While visiting with childhood friends, their father (my old pastor) and one friend's new baby, it struck me how quickly Christmas snuck up on all of us and how fast 2009 has flown past. You see, this will be the family's second Christmas without their mother. It will have been a year and a half since she was killed in a tragic car accident. I still can't believe it.
As we sat there reminiscing about the old times, I couldn't help but glance about the living room at pictures of their mother. Family photos. Graduation pictures. Small momentos of a women who loved/lived/served well. It was bittersweet -- to know that she was gone from this earthly realm and would never meet her grandson or witness anymore milestones in the life of the family she loved so well.
Going about the day (and the week for that matter), my heart and mind have been elsewhere. Distracted. Drifting. In a season when my heart could have been gratefully reflecting on the miraculous, immeasurable divine gift our Savior, I wasted moments in self-indulgence and gluttony in every sense of the word.

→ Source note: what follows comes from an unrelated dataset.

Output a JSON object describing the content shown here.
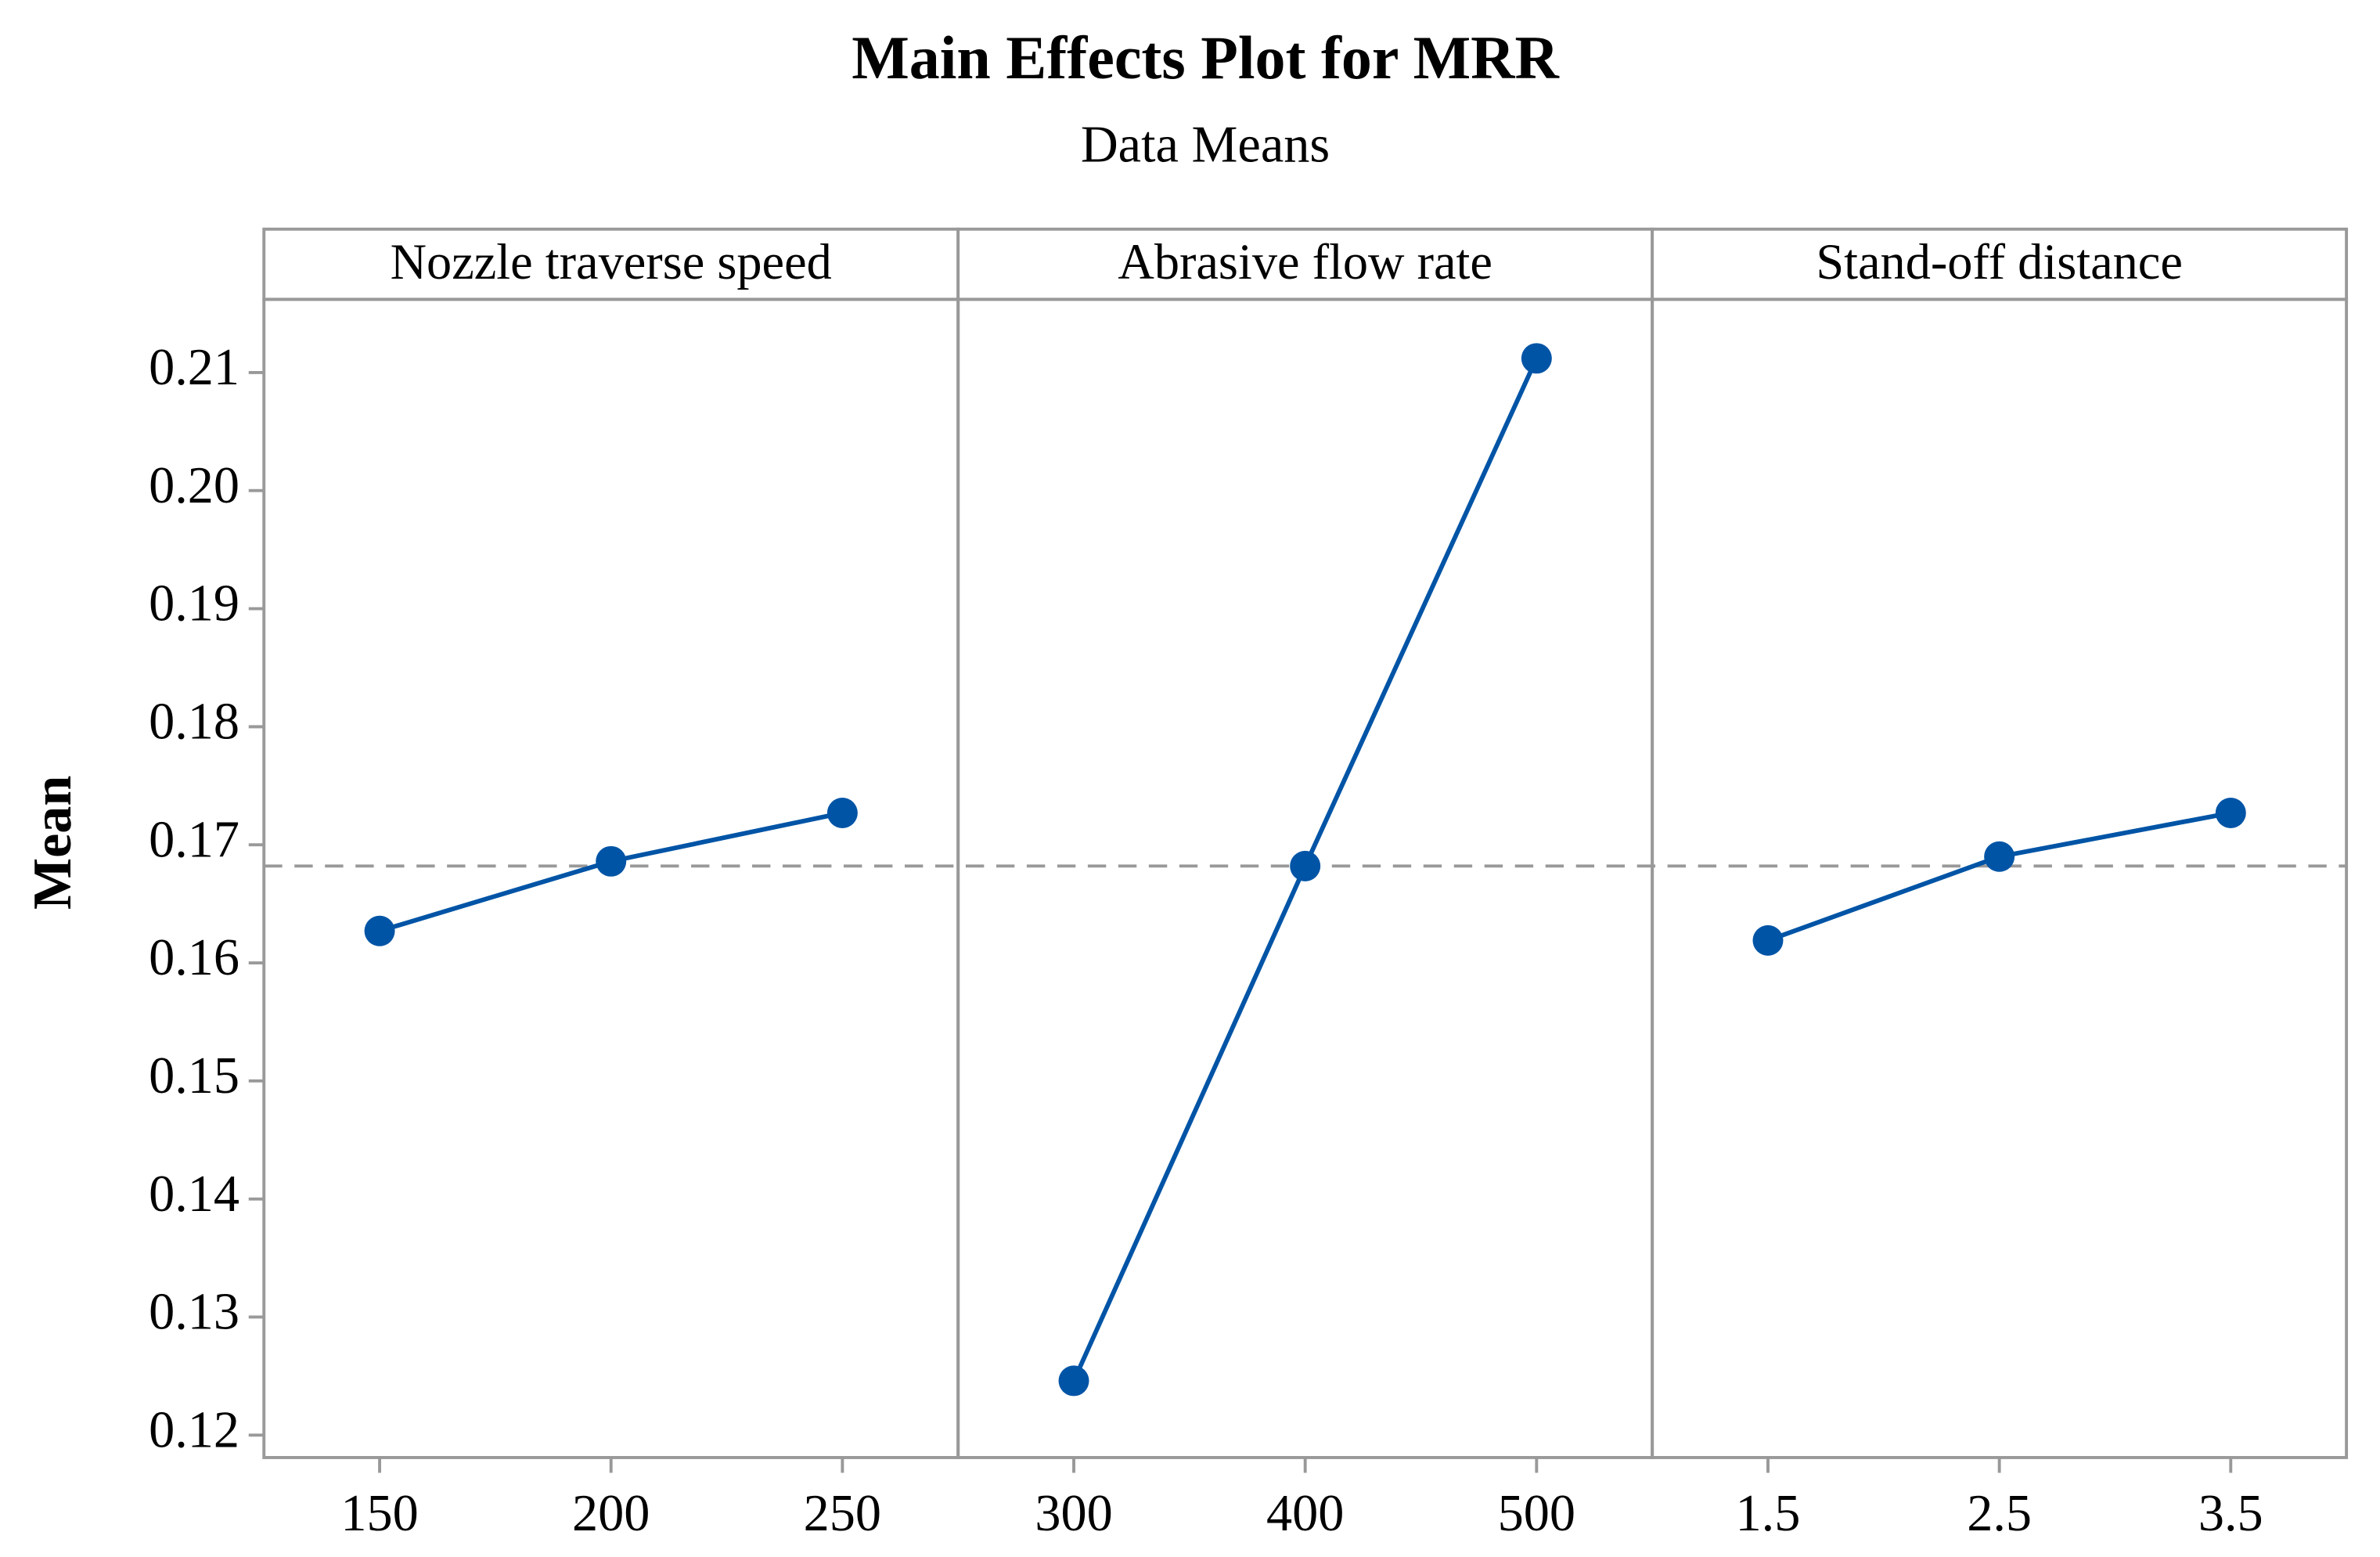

I'm short-fused lately. People cannot/will not live up to my expectations. I feel somewhere in-between and as if I stick out like a sore thumb everywhere I go. I am perturbed to put it nicely.
All of this restlessness came full circle today as I watched everyone (including me) run around in a frenzy:
- Watching as my mom battled her guilty conscious at not being able to give anything to our old pastor's family nor to my brother or I (we've been in the habit of not exchanging gifts for a number of years simply because we'd all be broke)
- Attending a Christmas Eve service with the church I'd left, my calloused heart drifted toward cynicism, judgement and impatience.
- Going to a friend's house, I labored to tolerate friends who'd somehow decided that on Christmas Eve it would be fun to get annoyingly loud and piss-drunk playing drinking games to then go and spend the rest of the night berating people (some who weren't even present and many of whom have since left the church).
- Checking in on Facebook, I'm bombarded with statuses about last-minute Christmas shopping or gift-wrapping.
Thinking back on all of this, I can't help but fear how skewed our (my) thoughts (still) are about this all-too-important holiday season.
Lord, please forgive me/us... We know all too well what we do and don't do.